VOZES DO POÇO (Fábio Nogueira - Professor da UNEB e Doutor em Sociologia (USP)

Texto inspirado no filme espanhol o Poço (2020), de Galder Gaztelu-Urrutia. _______ Estamos nos últimos andares do poço. Ele é profundo e os restos do banquete não chegam mais até nós. Vivemos em uma sociedade canibalizada em que nossa única opção é devorar a carne de nosso parceiro de cela. Cada nível do poço é uma prisão. Uma prisão sem grades, mas conveniente segregada entre os que nada têm e os que podem usufruir do pouco que cai da mesa dos níveis dominantes. Eventualmente cagam em nossas cabeças e alguns se jogam para a morte. Escutamos os gritos de dor atravessando a negrura da noite. A vida no poço é uma noite eterna. Aqui toda saída é individual, o que prevalece é o salve-se quem puder. Mas quem construiu o poço? Porque fomos colocados aqui? A quem servimos? Há os que se apegam aos livros. Todos os livros no poço são sagrados. Todos eles falam de um mundo que não existe, mas não ensinam a lutar contra a angústia do poço. Com que forças golpear as paredes espessas, a ignorância e a barbárie? Não podemos cantar? Mas será que alguém nos escuta? Nos primeiros dias preferi o silêncio. Amargar minhas dores calado para que elas silenciassem com o tempo. Mas elas não silenciam. Elas ficam grudadas ao meu peito, rasgando minha carne, como os dentes do meu companheiro de cela que quer me devorar. Aqui não há nem ratos que eu possa comer.

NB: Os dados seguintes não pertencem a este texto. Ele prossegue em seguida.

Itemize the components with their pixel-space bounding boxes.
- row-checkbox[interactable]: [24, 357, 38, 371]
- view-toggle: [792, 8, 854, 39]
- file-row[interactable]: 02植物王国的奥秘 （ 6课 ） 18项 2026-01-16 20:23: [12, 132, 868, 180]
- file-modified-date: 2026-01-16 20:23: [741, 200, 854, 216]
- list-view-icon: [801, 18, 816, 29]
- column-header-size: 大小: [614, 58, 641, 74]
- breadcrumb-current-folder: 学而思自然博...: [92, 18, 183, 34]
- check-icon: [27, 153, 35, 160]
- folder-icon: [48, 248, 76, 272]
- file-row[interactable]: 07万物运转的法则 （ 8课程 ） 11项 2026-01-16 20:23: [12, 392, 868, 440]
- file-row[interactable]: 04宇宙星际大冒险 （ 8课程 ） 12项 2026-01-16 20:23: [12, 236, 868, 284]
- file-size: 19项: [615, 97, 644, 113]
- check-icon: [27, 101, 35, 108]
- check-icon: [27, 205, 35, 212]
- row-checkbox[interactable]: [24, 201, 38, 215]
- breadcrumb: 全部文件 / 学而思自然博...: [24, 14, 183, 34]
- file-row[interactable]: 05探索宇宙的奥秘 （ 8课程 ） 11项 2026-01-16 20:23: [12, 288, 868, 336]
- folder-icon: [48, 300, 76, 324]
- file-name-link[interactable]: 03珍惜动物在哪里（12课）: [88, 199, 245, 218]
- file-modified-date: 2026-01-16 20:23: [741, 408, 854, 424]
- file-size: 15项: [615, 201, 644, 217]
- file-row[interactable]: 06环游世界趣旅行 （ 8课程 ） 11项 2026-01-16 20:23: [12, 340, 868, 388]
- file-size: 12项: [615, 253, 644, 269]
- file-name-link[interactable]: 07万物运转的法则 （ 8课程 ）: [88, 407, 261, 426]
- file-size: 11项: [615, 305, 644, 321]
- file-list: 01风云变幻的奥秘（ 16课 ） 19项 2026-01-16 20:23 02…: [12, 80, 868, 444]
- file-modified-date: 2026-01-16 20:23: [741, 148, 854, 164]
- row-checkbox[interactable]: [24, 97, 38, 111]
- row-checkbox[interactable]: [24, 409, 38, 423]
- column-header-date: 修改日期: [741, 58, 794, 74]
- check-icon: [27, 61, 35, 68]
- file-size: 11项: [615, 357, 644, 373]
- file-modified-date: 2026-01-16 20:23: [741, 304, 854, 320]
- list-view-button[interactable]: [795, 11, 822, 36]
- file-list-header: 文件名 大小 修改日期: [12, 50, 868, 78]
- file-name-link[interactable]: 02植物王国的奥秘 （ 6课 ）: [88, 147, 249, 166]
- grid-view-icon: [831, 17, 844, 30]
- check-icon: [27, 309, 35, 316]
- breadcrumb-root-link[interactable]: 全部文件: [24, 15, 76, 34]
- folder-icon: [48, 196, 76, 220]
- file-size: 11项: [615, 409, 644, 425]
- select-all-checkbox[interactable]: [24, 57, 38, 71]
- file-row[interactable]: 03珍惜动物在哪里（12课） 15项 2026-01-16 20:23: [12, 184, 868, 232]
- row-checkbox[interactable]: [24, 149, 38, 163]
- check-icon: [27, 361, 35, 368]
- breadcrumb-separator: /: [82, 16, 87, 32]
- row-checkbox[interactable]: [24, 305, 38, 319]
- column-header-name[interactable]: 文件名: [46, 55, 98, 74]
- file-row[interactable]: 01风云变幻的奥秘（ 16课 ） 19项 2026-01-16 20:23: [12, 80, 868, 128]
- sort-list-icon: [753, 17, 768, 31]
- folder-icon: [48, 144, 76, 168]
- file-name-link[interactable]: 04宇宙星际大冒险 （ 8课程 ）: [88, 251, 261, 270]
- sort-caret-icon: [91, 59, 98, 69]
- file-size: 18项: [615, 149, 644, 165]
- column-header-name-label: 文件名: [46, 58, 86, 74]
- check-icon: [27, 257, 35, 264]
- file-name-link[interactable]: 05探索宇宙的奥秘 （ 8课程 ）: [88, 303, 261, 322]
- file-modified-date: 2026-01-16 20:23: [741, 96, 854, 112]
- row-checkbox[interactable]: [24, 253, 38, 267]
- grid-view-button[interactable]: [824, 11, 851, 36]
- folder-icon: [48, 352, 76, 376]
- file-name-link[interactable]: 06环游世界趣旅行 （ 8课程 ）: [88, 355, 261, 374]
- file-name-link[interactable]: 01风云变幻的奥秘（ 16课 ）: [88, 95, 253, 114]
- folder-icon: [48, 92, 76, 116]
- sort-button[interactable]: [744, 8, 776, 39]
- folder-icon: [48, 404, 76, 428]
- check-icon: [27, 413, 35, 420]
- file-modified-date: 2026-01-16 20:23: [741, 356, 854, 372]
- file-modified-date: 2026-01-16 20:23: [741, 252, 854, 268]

Escrevo esta mensagem sem esperança. Aliás a esperança é a primeira coisa que morre quando estamos dentro do poço. Não a última. O que prevalece é o medo e o desespero. Eles nos guiam todo o tempo. Quanto tempo isso vai durar? Vai durar o tempo de nossa desesperança. Não precisamos de esperança, mas de algo que quebre essas paredes e deixe a luz entrar; de comida em nossas mesas, de um abrigo e de quem ouça nossas canções. Aqui todo livro é perigoso pois fala de coisas que não podemos ter, mas desejamos. Desejamos ser livres. Só penso em como sair daqui. Mas isso depende do meu colega de cela que só espera eu dormir para me devorar. Será que só quando chegarmos ao fundo do poço vamos começar a entender as coisas? Não há mais luz aqui dentro e o ar sufoca. Não consigo mais dormir.

quarta-feira, 13 de maio de 2020

A GUERRA CONTRA O INIMIGO INVISÍVEL (Alan Sampaio, Filósofo, Professor da UNEB)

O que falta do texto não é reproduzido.